J'ai donc entamé le livre avec un enthousiasme débordant qui est retombé au bout de trente pages.

Je m'explique. Les nouvelles, à l'origine, c'est pas trop mon truc. C'est souvent un peu frustrant, quand même, il y a rarement une fin, et si la longueur sied parfois bien au texte, elle peut aussi se révéler trop courte. C'est encore plus vrai avec Foyer Sainte-Lucie pour jeunes filles élevées par les loups, dont le titre est pourtant exagérément long (un pied de nez fait aux nouvelles?).

 

Alors pourquoi serait-ce pire dans le cas présent, me direz-vous ? Et bien parce que l'univers délirant, merveilleux et luxuriant découvert avec Swamplandia se retrouve partout dans ce recueil. La jeune Américaine fait preuve d'une inventivité rare pour raconter des histoires farfelues à souhait.

Tantôt, ce sont deux jeunes frères, emplis de remords, qui passent leurs nuits à écumer un cimetière de bateaux, au milieu de fantômes de poissons afin de retrouver la sœur morte par leur faute. Plus loin, des enfants au sommeil problématique sont internés dans un camp, par chambrée selon leurs tares (apnée du sommeil, somnambulisme, somniloquie, hyperphagie nocturne, insomnie, narcolepsie, incontinence, etc.). On rencontrera également le fils du minotaure, Lady Yéti qui règne sur le Palais des Neiges Artificielles où se rencontrent et se touchent adultes avertis sur patins à glaces, ou encore une jeune fille coincée dans un coquillages géant sur une île abritant un musée des conques (qui n'est pas sans rappeler un certain parc d'attraction à crocodiles sur une île au nom féerique). Et enfin, on fera plus ample connaissance avec le grand-père Bigtree, installé dans une maison de retraite composée de vieux yachts.

 

« Le chalet 4, c'est un peu la cour des miracles.

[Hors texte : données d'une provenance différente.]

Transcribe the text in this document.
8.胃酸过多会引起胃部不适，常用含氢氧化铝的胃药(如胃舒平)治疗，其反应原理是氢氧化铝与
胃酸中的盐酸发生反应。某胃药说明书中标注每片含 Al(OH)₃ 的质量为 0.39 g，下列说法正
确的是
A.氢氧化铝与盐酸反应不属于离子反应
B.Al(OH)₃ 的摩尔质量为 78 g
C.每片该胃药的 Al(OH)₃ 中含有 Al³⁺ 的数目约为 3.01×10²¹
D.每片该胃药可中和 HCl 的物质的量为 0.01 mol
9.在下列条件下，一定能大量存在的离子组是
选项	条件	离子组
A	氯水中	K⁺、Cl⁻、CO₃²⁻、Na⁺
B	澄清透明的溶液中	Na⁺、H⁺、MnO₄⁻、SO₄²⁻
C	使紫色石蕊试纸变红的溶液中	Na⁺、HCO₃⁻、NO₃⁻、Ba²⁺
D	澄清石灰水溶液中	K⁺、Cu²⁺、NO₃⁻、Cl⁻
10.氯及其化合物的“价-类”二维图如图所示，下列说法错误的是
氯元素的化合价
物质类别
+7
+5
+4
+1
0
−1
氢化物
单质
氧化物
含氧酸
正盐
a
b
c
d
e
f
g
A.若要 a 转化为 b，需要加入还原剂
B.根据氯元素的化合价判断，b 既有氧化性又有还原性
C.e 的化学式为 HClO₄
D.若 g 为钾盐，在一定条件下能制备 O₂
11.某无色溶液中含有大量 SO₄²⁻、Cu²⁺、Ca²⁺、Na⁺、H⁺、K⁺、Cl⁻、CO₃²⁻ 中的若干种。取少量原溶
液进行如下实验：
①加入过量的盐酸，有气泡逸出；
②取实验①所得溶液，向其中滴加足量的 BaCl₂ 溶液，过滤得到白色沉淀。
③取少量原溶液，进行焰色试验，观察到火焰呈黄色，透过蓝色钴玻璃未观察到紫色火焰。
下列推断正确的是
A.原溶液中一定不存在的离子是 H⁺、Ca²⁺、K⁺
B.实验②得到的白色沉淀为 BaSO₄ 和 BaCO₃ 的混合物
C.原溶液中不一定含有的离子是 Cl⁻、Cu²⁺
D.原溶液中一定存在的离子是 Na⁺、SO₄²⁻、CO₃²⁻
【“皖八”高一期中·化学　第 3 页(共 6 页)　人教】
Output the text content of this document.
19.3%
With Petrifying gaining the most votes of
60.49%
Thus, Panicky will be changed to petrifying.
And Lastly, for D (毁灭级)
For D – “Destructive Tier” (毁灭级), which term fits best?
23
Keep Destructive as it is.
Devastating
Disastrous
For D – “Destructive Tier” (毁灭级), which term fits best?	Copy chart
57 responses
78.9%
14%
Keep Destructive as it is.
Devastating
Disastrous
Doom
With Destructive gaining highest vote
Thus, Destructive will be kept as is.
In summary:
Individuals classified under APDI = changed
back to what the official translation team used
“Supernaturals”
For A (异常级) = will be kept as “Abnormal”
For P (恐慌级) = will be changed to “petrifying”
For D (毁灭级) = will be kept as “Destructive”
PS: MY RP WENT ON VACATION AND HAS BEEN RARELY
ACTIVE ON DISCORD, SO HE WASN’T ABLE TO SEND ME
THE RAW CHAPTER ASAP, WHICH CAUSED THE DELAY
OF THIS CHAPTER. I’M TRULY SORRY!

Il y a Espalda et Espina, les filles adoptives du révérend – deux jumelles bossues qui rient de tout et se frottent réciproquement leurs bosses dans leur sommeil.

Felipe, un parasomniaque qui est également possédé. Ça date du jour où il a cueilli un guanababa au bord de la route, sans savoir que le racines de l'arbre s'étaient enroulées autour d'une fosse commune où reposaient les restes de révolutionnaires de la Moncada. Depuis lors, il est hanté par l'esprit de Franck Pais. À cause de cela, il dégoupille des grenades imaginaires et hurle dans son sommeil « Viva la revolucion ! » en brandissant le poing. Le jour, c'est un garçon trompeusement apolitique.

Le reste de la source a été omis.